StatePlus is using fundamental active manger research to understand risk from technological disruption to holdings in its beta portfolios.

As every asset owner has exposure to technological disruption in its equity portfolios through its underlying fund managers, StatePlus has been considering how it can monitor its fund managers to understand its exposure to disruption.

“The benefits of having a better understanding of disruption across our portfolio include a number of things, such as improved dialogue with our managers around unintended risks in the portfolio to exposures,” Jo Cornwell, investment specialist at StatePlus, told delegates at the Equities Summit in Melbourne.

“We can also notice how even a position that might be in one or two of our managers, even if it’s a small position, might aggregate up to a much a larger position at a total portfolio level.”

She added it could also provide an additional lens for performance attribution and risk analysis.

As such, scenario analysis needs to be strongly considered with fund managers being asked questions such as:

  • Have you considered what the best-case scenario is for the company or for the portfolio if technological disruption happen quicker than currently predicted?
  • What is the worst-case scenario?
  • Which of these scenarios is currently priced in by the market?

“A lot of fund managers will base their assumptions for their valuations models and their positioning in their companies around a typical time horizon of three to five years,” Cornwell said.

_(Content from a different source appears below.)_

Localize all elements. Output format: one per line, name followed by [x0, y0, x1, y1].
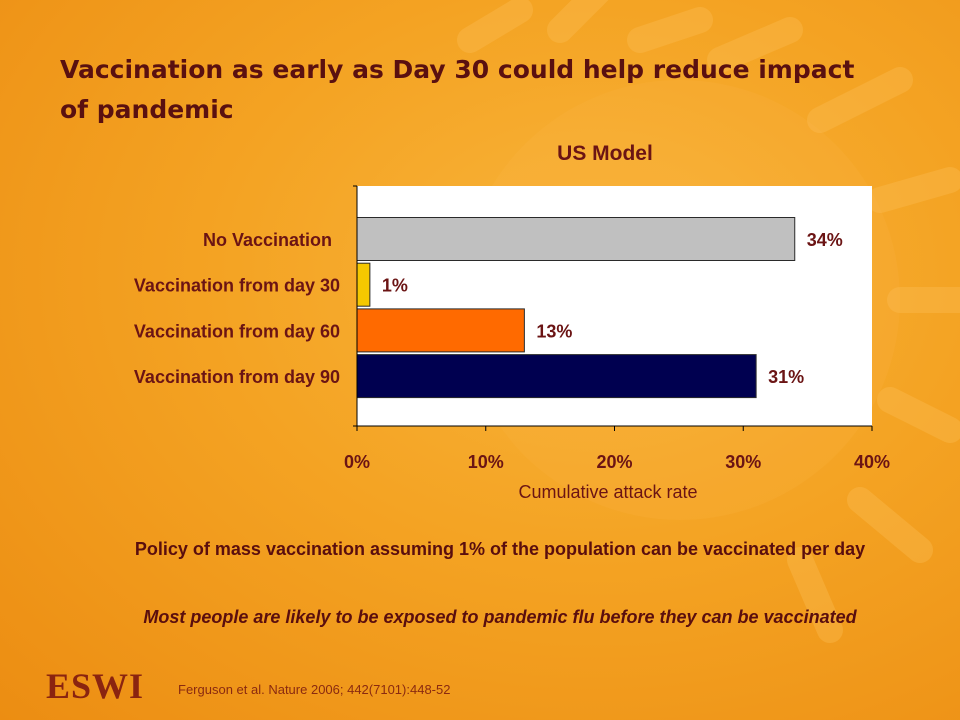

“But we’ve seen that the time horizons [for disruption] can be vastly outside of these time horizons, so it is worthwhile asking our managers what might they change in their assumption, given the evolution of digital technology. And how might this impact on valuation models or the positioning of such a company?”

Disruptor or disrupted?

At total portfolio level, Cornwall said asset owners could probably take a more high-level view by simply looking at the top 20 holdings, and going line-by-line, and asking if a company was a disruptor or was likely to be disrupted.

“That kind of overview can give you a broad idea of how you are positioned in this space. And then you can delve into company specifics, if you like, to gain a deep understanding.

“And this is a good way to use the research knowledge of your fundamental active managers.

“As asset owners we will have a broad portfolio. Some of our positions will be from beta portfolios or from factor portfolios, and while fundamental active management may not have a position in a company that is in our top twenty, they will likely have a sector specialist who understands how that company is structured and the impact that might come through from disruption, which can help us in our total portfolio view.”

She added that having all this information on disruption did not necessarily mean the portfolio needed to change, as hopefully fund managers have been hired that can already help super funds meet the objectives.

“[This analysis] might help us identify some things we need to do to have more exposure to opportunity. And if there’s an active manager who specialises in this area, an additional allocation may be worthwhile.

“Or it might be that we better understand the risk in the portfolio and exposures that may not be obvious at first sight, but are very important for us to consider as long term investors.”